ARMANDO RICERCA
Laura Organero Willenberg | low_23

Había dos maneras de que un hombre fuera a la moda en Little Italy: camisetas interiores de tirantes o de manga corta. Yo siempre llevaba las de tirantes y pantalones de mezclilla. Con razón me había salido un sarpullido en el trasero solo con asomar el hocico por aquella sastrería de lanas escocesas, pero la prioridad del caso lo demandaba y Armando Ricerca era un hombre de palabra, pensé al entrar al probador y rascarme el cogote.
Esa mañana aún estaba durmiendo cuando Fiona mandó a uno de los críos a despertarme porque había una llamada urgente. Era temprano, antes de mediodía seguro. Al otro lado del teléfono, una damisela de voz nerviosa decía estar segura de que su marido se la pegaba con la dependienta de la tienda.
—Seguro que es una chica de piel delicada y muslos sacados de un anuncio de medias —había dicho la mujer.
Pero en la sastrería no había ninguna dependienta, solo un muchachito afeminado que se había metido hasta el probador para alcanzarme un pantalón dos tallas menor y unos tirantes. Solo hay una cosa más difícil para un italiano que dejar de gesticular: quitarse los carbohidratos. Y yo lo había conseguido.
El muchacho se acercó con un brazalete lleno de alfileres y me coloco las manos en las caderas.
—Siempre hay algún arreglo que hacer —dijo e inmediatamente se agachó.
El chaval sujetaba varios alfileres con sus labios rosados, metía el dobladillo por segunda vez y tiraba de manera repetida de la costura de la entrepierna. Yo no era alto. Había sido mi estatura el motivo por el que no había podido entrar al cuerpo de policía. Ojalá los chicos heredaran la sangre irlandesa de Fiona. En aquel momento me sonó el teléfono móvil. Al sacarlo del bolsillo se me cayó una caja de cerillas que me habían dado la noche anterior en el Club de Origami, el chaval me la alcanzó con cara de admiración y dejó su mano sobre mi rodilla.
—Armando Ricerca vigila de cerca, ¿en qué puedo ayudarle? —dije al coger el teléfono.
—¿Ha conseguido averiguar algo?, ¿es guapa? —dijo ella con voz temblorosa.
—Hola, cariño, estoy en el trabajo, no claro que no hay nadie más guapa que tú.
—Fíjese bien, le digo que esa amante suya trabaja ahí.
—Claro que voy con los ojos bien abiertos, pero te digo, amore mío, que aun así no hay nadie más guapa que tú.
Vi la cara del muchacho reflejada en el espejo.

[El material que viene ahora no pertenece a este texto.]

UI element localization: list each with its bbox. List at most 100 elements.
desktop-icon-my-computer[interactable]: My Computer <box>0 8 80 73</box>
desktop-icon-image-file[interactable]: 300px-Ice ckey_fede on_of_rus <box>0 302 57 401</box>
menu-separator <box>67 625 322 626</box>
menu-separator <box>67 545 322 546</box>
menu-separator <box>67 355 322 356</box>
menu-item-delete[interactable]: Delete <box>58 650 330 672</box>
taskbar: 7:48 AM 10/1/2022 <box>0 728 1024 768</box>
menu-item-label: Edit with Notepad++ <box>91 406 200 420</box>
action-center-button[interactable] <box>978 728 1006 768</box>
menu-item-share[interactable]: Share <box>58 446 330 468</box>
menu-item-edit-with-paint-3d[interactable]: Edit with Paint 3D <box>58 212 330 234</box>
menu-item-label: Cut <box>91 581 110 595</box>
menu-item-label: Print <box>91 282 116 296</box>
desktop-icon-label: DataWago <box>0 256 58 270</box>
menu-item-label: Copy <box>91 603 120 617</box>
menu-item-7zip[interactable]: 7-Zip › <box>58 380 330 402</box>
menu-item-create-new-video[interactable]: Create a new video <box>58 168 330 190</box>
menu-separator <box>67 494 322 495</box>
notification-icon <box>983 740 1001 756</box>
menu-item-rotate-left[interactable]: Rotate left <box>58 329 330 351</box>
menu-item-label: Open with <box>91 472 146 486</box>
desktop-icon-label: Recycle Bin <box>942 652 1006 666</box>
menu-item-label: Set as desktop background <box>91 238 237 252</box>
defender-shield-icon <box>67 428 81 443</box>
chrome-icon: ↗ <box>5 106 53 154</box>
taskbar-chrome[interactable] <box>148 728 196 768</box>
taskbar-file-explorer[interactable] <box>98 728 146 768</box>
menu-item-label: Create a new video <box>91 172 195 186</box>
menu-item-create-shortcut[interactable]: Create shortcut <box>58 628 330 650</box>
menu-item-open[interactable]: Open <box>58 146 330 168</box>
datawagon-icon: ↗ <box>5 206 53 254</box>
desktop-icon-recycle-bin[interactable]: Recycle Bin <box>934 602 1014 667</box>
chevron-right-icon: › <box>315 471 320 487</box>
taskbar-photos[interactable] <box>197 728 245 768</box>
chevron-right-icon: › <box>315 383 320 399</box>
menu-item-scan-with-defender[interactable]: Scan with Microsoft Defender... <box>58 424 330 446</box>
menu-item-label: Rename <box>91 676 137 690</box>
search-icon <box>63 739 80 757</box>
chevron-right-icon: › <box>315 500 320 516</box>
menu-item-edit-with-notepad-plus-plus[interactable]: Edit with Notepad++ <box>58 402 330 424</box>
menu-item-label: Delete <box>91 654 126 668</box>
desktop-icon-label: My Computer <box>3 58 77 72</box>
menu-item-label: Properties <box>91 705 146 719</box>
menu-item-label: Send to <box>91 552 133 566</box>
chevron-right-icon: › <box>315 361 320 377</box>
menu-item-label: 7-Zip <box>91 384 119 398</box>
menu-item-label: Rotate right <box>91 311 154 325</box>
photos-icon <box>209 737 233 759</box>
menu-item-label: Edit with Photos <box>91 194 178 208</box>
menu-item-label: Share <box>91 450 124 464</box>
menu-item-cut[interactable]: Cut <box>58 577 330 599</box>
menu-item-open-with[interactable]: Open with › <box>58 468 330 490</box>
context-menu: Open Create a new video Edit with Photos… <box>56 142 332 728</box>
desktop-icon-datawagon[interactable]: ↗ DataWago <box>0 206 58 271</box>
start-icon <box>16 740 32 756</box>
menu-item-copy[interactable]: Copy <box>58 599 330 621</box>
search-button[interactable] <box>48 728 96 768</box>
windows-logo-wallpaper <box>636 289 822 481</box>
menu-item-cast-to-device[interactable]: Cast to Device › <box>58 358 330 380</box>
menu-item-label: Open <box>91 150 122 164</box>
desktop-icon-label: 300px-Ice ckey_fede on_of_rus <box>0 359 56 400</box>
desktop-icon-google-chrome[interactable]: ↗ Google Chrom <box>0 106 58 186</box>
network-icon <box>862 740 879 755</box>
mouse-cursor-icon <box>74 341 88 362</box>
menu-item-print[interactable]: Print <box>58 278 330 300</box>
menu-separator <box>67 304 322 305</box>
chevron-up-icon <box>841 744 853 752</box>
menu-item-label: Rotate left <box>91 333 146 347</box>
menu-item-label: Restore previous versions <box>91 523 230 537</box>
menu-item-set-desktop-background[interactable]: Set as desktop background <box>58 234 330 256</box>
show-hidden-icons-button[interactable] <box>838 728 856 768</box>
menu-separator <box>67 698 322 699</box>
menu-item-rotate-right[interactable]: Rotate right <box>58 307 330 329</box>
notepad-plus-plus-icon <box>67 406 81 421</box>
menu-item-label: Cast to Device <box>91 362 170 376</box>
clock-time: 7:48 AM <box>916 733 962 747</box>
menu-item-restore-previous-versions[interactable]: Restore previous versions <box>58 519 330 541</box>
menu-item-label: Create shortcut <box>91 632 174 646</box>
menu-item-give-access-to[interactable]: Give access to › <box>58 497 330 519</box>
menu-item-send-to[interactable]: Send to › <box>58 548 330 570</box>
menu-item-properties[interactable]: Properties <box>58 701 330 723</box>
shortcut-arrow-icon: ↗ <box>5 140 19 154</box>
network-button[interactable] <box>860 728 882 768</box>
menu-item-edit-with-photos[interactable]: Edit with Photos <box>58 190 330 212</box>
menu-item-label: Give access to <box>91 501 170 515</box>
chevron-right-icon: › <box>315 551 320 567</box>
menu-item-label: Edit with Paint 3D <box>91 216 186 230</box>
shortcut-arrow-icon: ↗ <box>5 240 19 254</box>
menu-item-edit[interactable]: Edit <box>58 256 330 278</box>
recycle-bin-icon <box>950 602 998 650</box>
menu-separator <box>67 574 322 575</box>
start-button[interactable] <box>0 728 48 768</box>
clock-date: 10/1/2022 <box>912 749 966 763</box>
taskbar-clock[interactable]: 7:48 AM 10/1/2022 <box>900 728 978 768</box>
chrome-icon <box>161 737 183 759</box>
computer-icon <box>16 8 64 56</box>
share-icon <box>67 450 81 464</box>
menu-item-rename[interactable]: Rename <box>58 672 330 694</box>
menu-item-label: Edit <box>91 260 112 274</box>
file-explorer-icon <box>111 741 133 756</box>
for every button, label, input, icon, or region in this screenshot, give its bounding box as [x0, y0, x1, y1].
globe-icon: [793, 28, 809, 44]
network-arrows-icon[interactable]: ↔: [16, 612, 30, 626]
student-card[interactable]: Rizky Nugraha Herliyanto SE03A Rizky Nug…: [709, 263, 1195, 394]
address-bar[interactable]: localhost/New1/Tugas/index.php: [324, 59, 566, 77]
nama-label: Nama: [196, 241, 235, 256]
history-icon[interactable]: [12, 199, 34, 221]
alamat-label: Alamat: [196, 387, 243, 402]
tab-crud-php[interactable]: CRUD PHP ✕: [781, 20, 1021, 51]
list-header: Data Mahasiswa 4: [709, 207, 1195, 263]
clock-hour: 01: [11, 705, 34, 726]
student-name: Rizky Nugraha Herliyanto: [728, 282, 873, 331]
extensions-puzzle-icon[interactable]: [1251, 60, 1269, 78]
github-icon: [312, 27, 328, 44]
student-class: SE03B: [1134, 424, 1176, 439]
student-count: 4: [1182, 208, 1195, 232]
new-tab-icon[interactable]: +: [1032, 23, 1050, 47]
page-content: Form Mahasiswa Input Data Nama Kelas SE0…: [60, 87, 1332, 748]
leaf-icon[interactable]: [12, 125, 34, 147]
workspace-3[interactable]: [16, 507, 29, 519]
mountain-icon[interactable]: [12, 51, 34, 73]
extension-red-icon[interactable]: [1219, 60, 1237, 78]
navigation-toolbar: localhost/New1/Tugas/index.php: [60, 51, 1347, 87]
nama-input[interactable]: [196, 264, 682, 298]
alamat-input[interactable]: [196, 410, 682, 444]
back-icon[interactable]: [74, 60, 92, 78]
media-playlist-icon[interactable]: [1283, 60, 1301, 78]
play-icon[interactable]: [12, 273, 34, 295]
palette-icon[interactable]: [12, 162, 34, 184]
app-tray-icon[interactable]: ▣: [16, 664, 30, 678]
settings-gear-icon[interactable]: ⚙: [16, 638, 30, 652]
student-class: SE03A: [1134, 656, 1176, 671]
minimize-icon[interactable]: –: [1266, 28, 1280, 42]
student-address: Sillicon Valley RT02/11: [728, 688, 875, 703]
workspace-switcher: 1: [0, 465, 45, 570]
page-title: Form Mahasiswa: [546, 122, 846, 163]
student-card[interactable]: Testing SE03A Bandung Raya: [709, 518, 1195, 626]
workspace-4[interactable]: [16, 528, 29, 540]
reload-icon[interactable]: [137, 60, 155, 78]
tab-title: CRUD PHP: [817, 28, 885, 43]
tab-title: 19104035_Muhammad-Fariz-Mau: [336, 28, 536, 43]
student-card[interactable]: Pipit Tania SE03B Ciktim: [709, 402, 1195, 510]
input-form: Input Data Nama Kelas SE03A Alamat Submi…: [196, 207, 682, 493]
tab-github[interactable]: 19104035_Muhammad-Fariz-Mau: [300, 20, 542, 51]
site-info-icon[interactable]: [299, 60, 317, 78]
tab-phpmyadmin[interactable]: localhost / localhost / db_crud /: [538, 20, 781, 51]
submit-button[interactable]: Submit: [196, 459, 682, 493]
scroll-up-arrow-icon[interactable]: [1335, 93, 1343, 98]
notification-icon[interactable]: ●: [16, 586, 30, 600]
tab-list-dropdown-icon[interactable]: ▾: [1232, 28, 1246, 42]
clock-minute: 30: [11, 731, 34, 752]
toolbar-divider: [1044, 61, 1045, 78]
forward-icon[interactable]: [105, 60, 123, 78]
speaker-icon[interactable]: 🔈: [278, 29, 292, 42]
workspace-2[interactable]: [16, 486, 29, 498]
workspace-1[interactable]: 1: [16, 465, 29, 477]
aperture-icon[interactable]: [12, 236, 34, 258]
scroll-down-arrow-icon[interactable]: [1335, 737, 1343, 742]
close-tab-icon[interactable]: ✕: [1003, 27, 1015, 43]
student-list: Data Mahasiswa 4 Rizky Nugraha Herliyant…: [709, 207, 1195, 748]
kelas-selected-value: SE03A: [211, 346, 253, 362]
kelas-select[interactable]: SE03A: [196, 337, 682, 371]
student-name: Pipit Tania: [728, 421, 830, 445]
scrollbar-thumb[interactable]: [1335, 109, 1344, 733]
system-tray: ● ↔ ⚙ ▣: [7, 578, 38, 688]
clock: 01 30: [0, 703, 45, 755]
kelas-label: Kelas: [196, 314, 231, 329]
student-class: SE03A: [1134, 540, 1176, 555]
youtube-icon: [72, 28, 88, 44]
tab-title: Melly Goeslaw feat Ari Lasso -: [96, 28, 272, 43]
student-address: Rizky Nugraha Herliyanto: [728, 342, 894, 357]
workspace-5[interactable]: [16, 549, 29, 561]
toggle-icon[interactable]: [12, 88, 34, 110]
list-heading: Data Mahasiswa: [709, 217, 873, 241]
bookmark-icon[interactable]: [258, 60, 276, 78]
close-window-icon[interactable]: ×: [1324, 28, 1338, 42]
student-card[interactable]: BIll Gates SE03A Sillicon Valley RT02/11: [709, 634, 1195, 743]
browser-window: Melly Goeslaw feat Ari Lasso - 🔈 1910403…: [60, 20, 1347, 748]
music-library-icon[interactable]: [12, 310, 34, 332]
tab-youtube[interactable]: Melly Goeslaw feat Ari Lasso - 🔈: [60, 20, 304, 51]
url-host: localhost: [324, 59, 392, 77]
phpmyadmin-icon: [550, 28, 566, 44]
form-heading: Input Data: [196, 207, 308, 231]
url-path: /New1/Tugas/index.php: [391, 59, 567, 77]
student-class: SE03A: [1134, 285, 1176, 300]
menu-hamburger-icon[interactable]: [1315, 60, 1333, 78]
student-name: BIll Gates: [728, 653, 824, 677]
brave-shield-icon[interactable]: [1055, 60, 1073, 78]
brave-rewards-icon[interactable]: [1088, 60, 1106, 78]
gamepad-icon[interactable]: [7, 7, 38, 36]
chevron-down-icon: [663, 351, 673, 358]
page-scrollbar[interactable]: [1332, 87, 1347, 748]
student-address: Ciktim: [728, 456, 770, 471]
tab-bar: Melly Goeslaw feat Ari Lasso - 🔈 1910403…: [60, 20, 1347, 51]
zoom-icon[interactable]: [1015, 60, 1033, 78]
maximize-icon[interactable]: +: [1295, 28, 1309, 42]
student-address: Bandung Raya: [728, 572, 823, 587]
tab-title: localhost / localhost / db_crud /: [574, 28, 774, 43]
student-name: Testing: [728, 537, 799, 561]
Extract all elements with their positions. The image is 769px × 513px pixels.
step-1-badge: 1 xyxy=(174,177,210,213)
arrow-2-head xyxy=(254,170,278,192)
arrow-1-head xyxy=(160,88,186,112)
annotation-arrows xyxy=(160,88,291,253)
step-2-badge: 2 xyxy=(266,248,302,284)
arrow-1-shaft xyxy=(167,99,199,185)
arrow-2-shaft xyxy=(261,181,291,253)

Estaba asustado.
—Se habrá escondido. ¡Paserotti di zucchero! El otro día cuando le pillé hablando por teléfono le escuché decir paserotti di zucchero, dígalo en alto.
—Pero cómo iba yo a decir……
—¡Hágalo, maldita sea! He visto los zapatos con los que viste a esos mocosos suyos, le pagaré el doble.
—Mi paserotti de zucchero, de acuerdo, paserot… ¡Ay! Cuidado con lo que haces, chaval, acabas de pincharme.